Un choix originel oublié
Les révolutionnaires américains (Madison en 1776) et français (Sieyès en 1789), pour remplacer l’ancien régime renversé, ont fait un choix décisif qui s’impose encore aujourd’hui des deux côtés de l’Atlantique : ils ont renoncé explicitement à la démocratie, sciemment (même si c’était pour des raisons différentes), au profit de ce qu’ils ont appelé « le gouvernement représentatif[1] ».
Les citoyens ont alors été réduits, sans avoir été consultés, au rang inférieur de simples électeurs, obligés de choisir un maître pour s’y soumettre ensuite, sans conserver aucun pouvoir entre deux élections, exactement comme le dénonçaient déjà Rousseau et Marat[2] à propos du parlement anglais.
Ce choix de société, dégradant pour le plus grand nombre à qui on impose ainsi de consentir au pouvoir plutôt qu’y accéder, n’a pas été débattu par l’ensemble des citoyens de l’époque, ni explicitement validé par le peuple depuis : il a été imposé alors par les futurs élus eux-mêmes (d’autant plus facilement que l’élection constituait un grand progrès par rapport à l’injustice héréditaire de l’ancien régime) et depuis, l’idée du tirage au sort comme mode naturel de désignation démocratique des représentants est tombé dans l’oubli, très opportunément pour certains, probablement.
Nos générations modernes ont donc perdu toute habitude de penser au tirage au sort, au point que l’idée même nous paraît aujourd’hui une bizarrerie, voire une sottise.

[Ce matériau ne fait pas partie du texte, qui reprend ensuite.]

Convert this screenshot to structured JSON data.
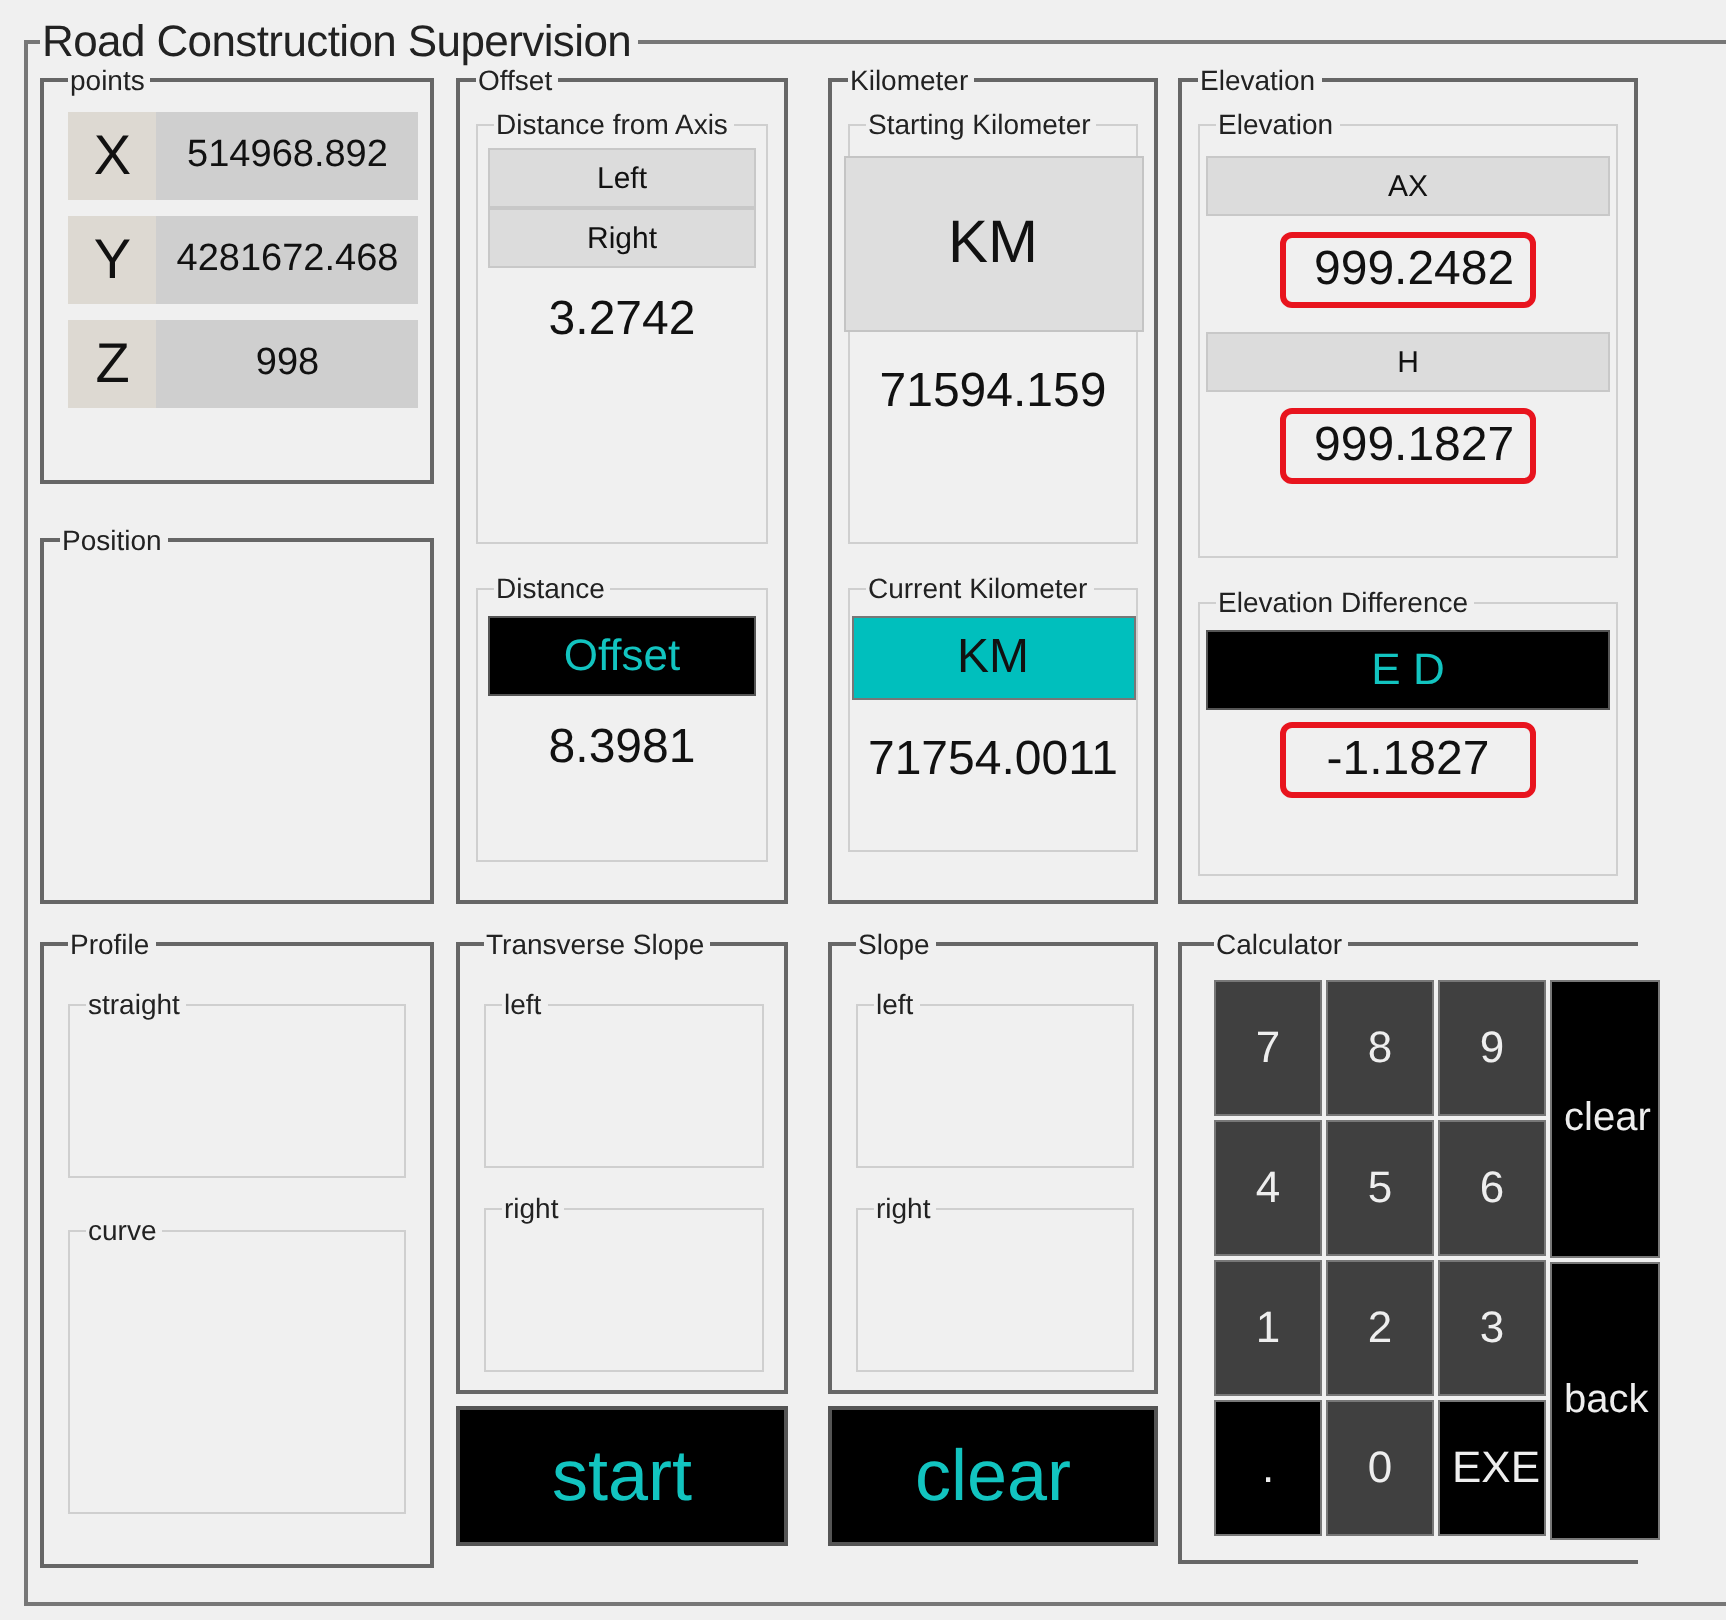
{
  "title": "Road Construction Supervision",
  "points": {
    "title": "points",
    "rows": [
      {
        "axis": "X",
        "value": "514968.892"
      },
      {
        "axis": "Y",
        "value": "4281672.468"
      },
      {
        "axis": "Z",
        "value": "998"
      }
    ]
  },
  "position": {
    "title": "Position"
  },
  "offset": {
    "title": "Offset",
    "distance_from_axis": {
      "title": "Distance from Axis",
      "left_button": "Left",
      "right_button": "Right",
      "value": "3.2742"
    },
    "distance": {
      "title": "Distance",
      "button": "Offset",
      "value": "8.3981"
    }
  },
  "kilometer": {
    "title": "Kilometer",
    "starting": {
      "title": "Starting Kilometer",
      "button": "KM",
      "value": "71594.159"
    },
    "current": {
      "title": "Current Kilometer",
      "button": "KM",
      "value": "71754.0011"
    }
  },
  "elevation": {
    "title": "Elevation",
    "elevation": {
      "title": "Elevation",
      "items": [
        {
          "label": "AX",
          "value": "999.2482"
        },
        {
          "label": "H",
          "value": "999.1827"
        }
      ]
    },
    "difference": {
      "title": "Elevation Difference",
      "button": "E D",
      "value": "-1.1827"
    }
  },
  "profile": {
    "title": "Profile",
    "groups": [
      "straight",
      "curve"
    ]
  },
  "transverse_slope": {
    "title": "Transverse Slope",
    "groups": [
      "left",
      "right"
    ]
  },
  "slope": {
    "title": "Slope",
    "groups": [
      "left",
      "right"
    ]
  },
  "actions": [
    "start",
    "clear"
  ],
  "calculator": {
    "title": "Calculator",
    "keys": [
      {
        "label": "7",
        "kind": "digit"
      },
      {
        "label": "8",
        "kind": "digit"
      },
      {
        "label": "9",
        "kind": "digit"
      },
      {
        "label": "4",
        "kind": "digit"
      },
      {
        "label": "5",
        "kind": "digit"
      },
      {
        "label": "6",
        "kind": "digit"
      },
      {
        "label": "1",
        "kind": "digit"
      },
      {
        "label": "2",
        "kind": "digit"
      },
      {
        "label": "3",
        "kind": "digit"
      },
      {
        "label": ".",
        "kind": "function"
      },
      {
        "label": "0",
        "kind": "digit"
      },
      {
        "label": "EXE",
        "kind": "function"
      }
    ],
    "side_keys": [
      "clear",
      "back"
    ]
  }
}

Pourtant, si on veut bien donner une chance à la réflexion, au-delà de la simple réaction épidermique, et lire un peu ce qui s’est écrit et ce qui a été tenté sur le sujet depuis 2 500 ans, on est vite séduit par les bonne solutions apportées à une foule de problèmes majeurs, et sans présenter de défauts insurmontables.

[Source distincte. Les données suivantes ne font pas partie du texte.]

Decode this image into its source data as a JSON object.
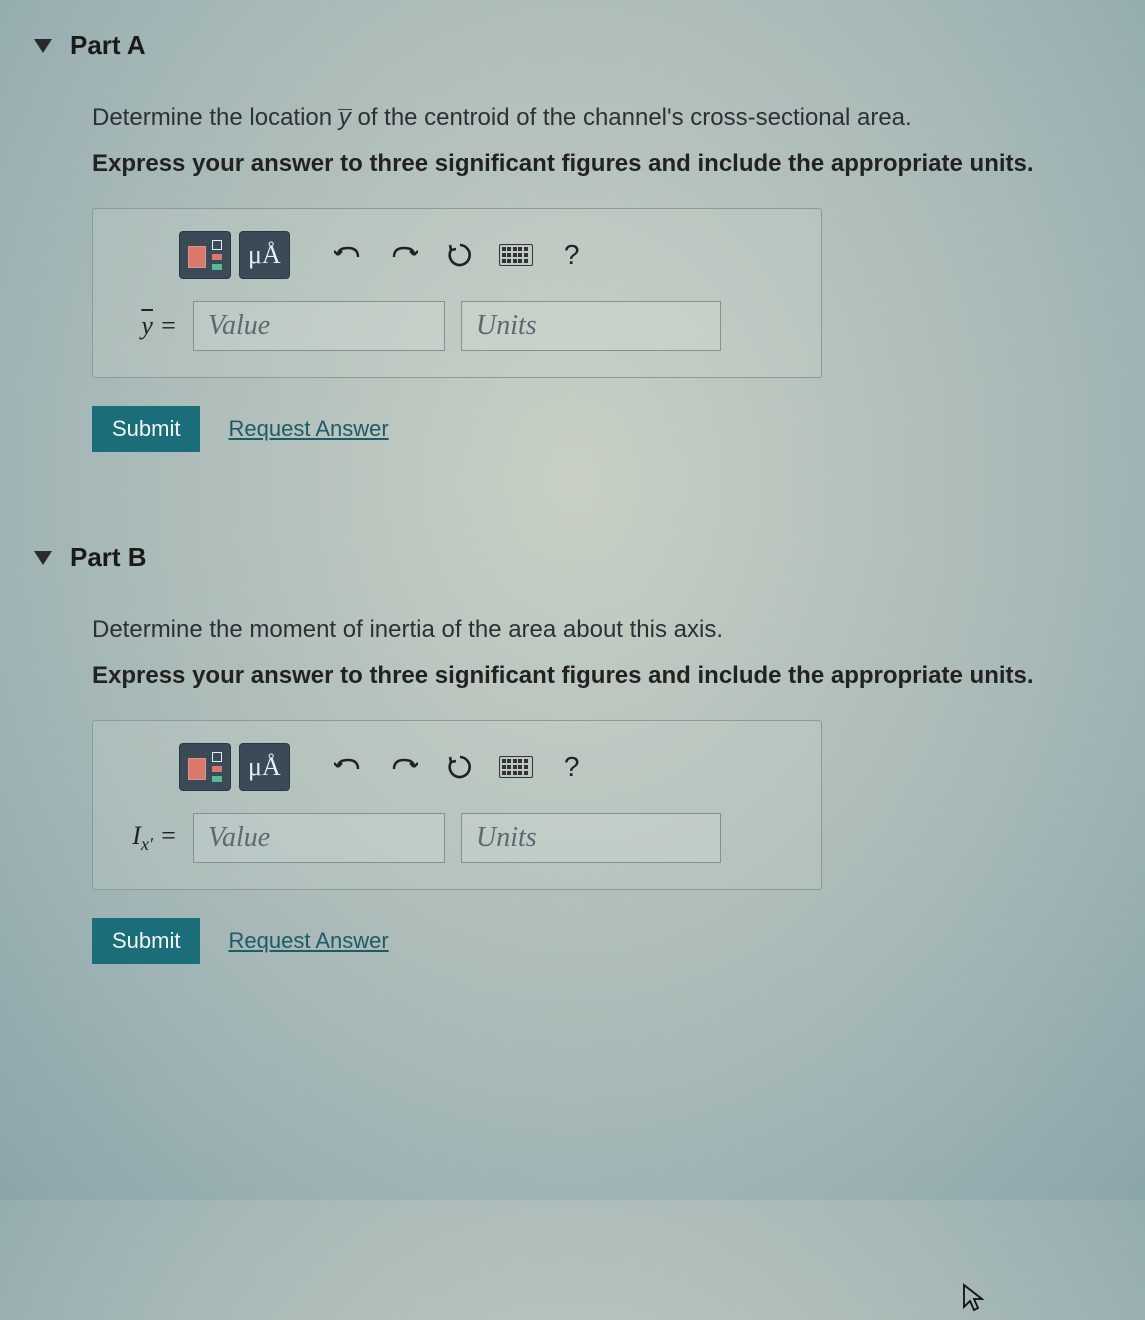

Examinons l’alternative « élection contre tirage au sort » en trois points :
1 - Le suffrage universel ne tient pas ses promesses d’émancipation : l’élection induit mécaniquement une aristocratie élective, avec son cortège de malhonnêtetés et d’abus de pouvoir.
Pierre Rosanvallon décrit superbement la force révolutionnaire du suffrage universel et de son principe majeur, « un homme = une voix »[3]. Il suggère l’idée pleine d’espoir que ce principe révolutionnaire continue tous les jours à travailler nos sociétés, les poussant à progresser, lentement, discrètement.

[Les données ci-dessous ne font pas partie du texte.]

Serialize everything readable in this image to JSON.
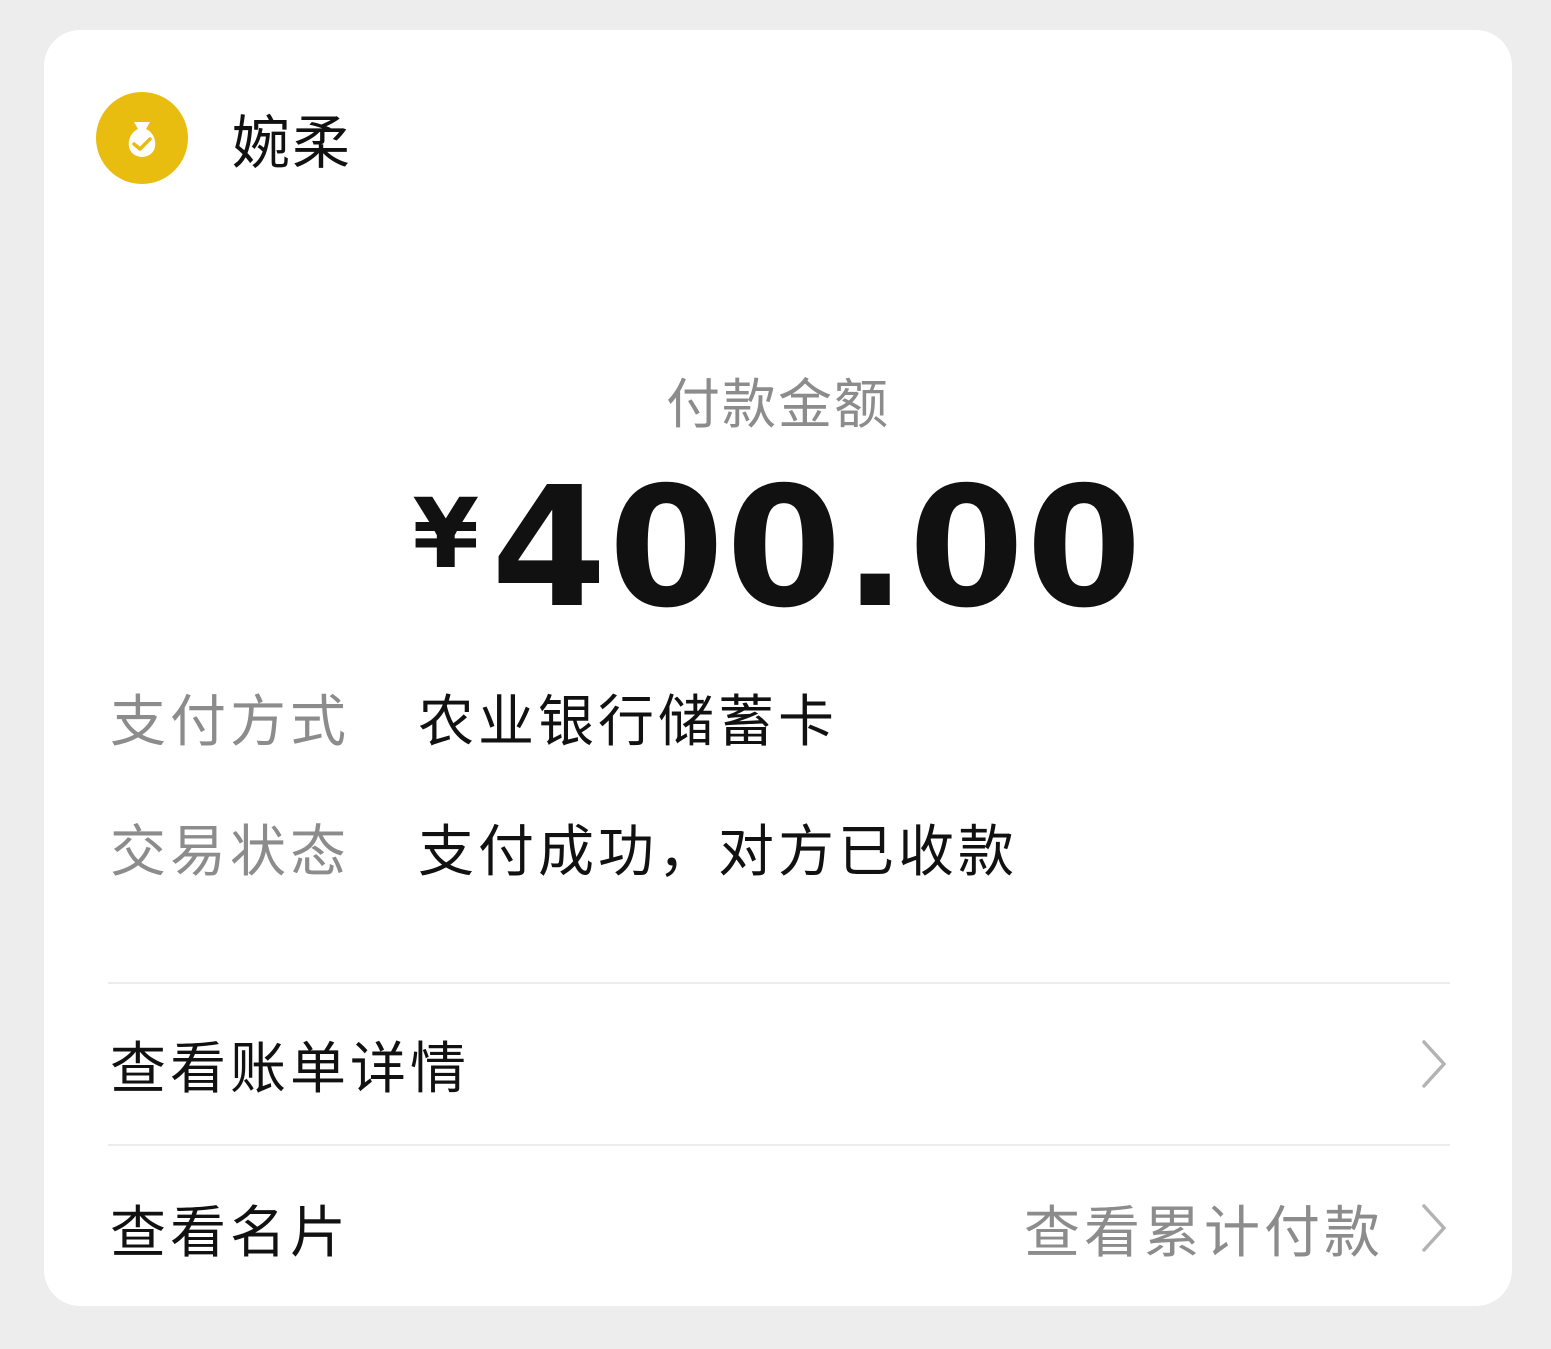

Pourquoi avoir préféré l’élection au tirage au sort ?
« Le principe affirmé [au XVIIe et XVIIIe siècle] que toute autorité légitime dérive du consentement de ceux sur qui elle est exercée ou, en d’autres termes que les individus ne sont obligés que par ce à quoi ils ont consenti [4], » ces thèses majeures de l’École du droit naturel ont placé le tirage au sort et l’élection sous un jour nouveau, favorable à l’élection :
« Quels que soient par ailleurs ses mérites et ses propriétés, le tirage au sort présente en effet ce caractère incontestable qu’il ne fait pas intervenir la volonté humaine et ne peut pas passer pour une expression du consentement. (...) En ce sens, le sort n’est pas, en lui-même, une procédure de légitimation du pouvoir, mais seulement une procédure de sélection des autorités et de répartition des charges. L’élection au contraire accomplit deux choses à la fois : elle sélectionne les titulaires des charges, mais en même temps, elle légitime leur pouvoir et crée chez ceux qui ont désigné un sentiment d’obligation et d’engagement envers ceux qu’ils ont désignés. Il y a tout lieu de penser que c’est cette conception du fondement de la légitimité et de l’obligation politique qui a entraîné l’éclipse du tirage au sort et le triomphe de l’élection.[5] »
Cette idée du consentement des gouvernés comme source naturelle de légitimité des gouvernants est une idée puissante et il n’est donc pas question, ici, de renier le suffrage universel, mais il s’agit pourtant de s’attaquer aux méfaits désastreux de l’élection, que chacun peut vérifier tous les jours[6] :
Quels reproches peut-on adresser à l’élection ?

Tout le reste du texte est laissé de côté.